Anthony Martinez, 17, was seen leaving the Miramar Lounge with the 58-year-old woman, but denied they had anything but the briefest of conversations. His sworn statement contradicted those given by the bartender and half dozen customers who were at the bar in the early morning hours of Nov. 5, 1983.
It would be another Anthony who would take the blame and serve the time for Jankowski's death. Police honed in on Anthony Caravella, a mentally challenged 15-year-old with an IQ of 67, and extracted a confession.
Before DNA cleared him in 2009, Caravella, now 44, served nearly 26 years in prison for Jankowski's rape and murder. He is suing Miramar police, the Broward Sheriff's Office and several former police officers, saying they coerced him into a false confession, which led to a wrongful conviction.
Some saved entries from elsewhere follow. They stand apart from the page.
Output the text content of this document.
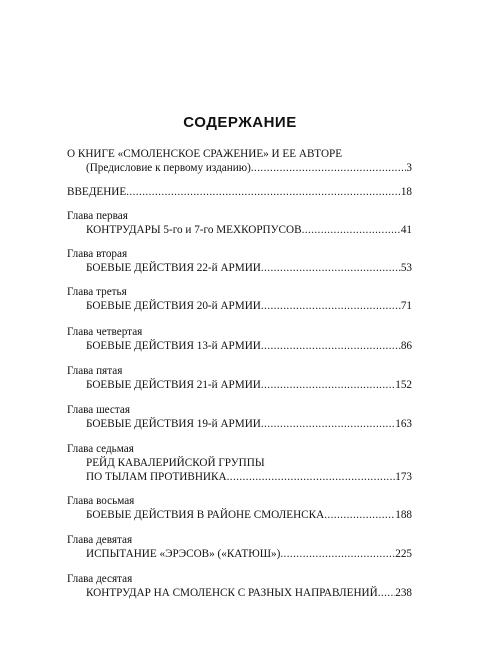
СОДЕРЖАНИЕ
О КНИГЕ «СМОЛЕНСКОЕ СРАЖЕНИЕ» И ЕЕ АВТОРЕ
(Предисловие к первому изданию) .....	3
ВВЕДЕНИЕ .....	18
Глава первая
КОНТРУДАРЫ 5-го и 7-го МЕХКОРПУСОВ .....	41
Глава вторая
БОЕВЫЕ ДЕЙСТВИЯ 22-й АРМИИ .....	53
Глава третья
БОЕВЫЕ ДЕЙСТВИЯ 20-й АРМИИ .....	71
Глава четвертая
БОЕВЫЕ ДЕЙСТВИЯ 13-й АРМИИ .....	86
Глава пятая
БОЕВЫЕ ДЕЙСТВИЯ 21-й АРМИИ .....	152
Глава шестая
БОЕВЫЕ ДЕЙСТВИЯ 19-й АРМИИ .....	163
Глава седьмая
РЕЙД КАВАЛЕРИЙСКОЙ ГРУППЫ
ПО ТЫЛАМ ПРОТИВНИКА .....	173
Глава восьмая
БОЕВЫЕ ДЕЙСТВИЯ В РАЙОНЕ СМОЛЕНСКА .....	188
Глава девятая
ИСПЫТАНИЕ «ЭРЭСОВ» («КАТЮШ») .....	225
Глава десятая
КОНТРУДАР НА СМОЛЕНСК С РАЗНЫХ НАПРАВЛЕНИЙ ..... 238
One of the defendants, former Miramar Detective Bill Guess spent the better part of six hours Wednesday under questioning by Caravella's attorney, Barbara Heyer, in the civil trial in federal court in Fort Lauderdale.
Guess denied telling the Sun Sentinel in November 2001 that he was long "concerned that [Caravella] might have confessed to something he didn't do" and "there was another person who ... was a lot more reasonable suspect than [Caravella]."
Guess testified Wednesday that he believed Anthony Martinez "could have been involved" in the murder.
By all accounts, Jankowski was drunk, flirtatious and rowdy that night and there were strong sexual overtones between her and Martinez before their 3 a.m. departure.
Heyer had Guess, on the witness stand, read aloud from sworn statements taken in the days after Jankowski's body was discovered.
One customer said Jankowski and Martinez slow danced and he seemed unbothered when she grabbed his penis. Someone else said the pair was overheard planning to meet for sex behind a nearby Publix.
The bartender said Jankowski remarked what a cute "young thing" Martinez was and that she would be willing to pay him for sexual favors.
All swore the two left together.
But Martinez told police he only had a three- to four-minute conversation with Jankowski and picked up her purse when it fell.
"She said that I needed a girl for me," Martinez said in his sworn statement, read in court by Guess. "She kept going up all over the guys. She was grabbing their asses. She did it to me and the guy with the mustache that I was playing pool with."
Martinez said they left at the same time but not together.
The next morning about 9:30 a.m., a Boy Scout discovered Jankowski's dirt-, grass- and blood-stained body. Her underwear and slacks were bunched around her right ankle and she had been stabbed multiple times in the vaginal area, torso and legs. There were several parallel slash marks across her throat.
The DNA testing that freed Caravella led prosecutors and police to name Martinez a "person of interest" or suspect in September 2010. Soon after, Martinez died of natural causes at age 44 in New York.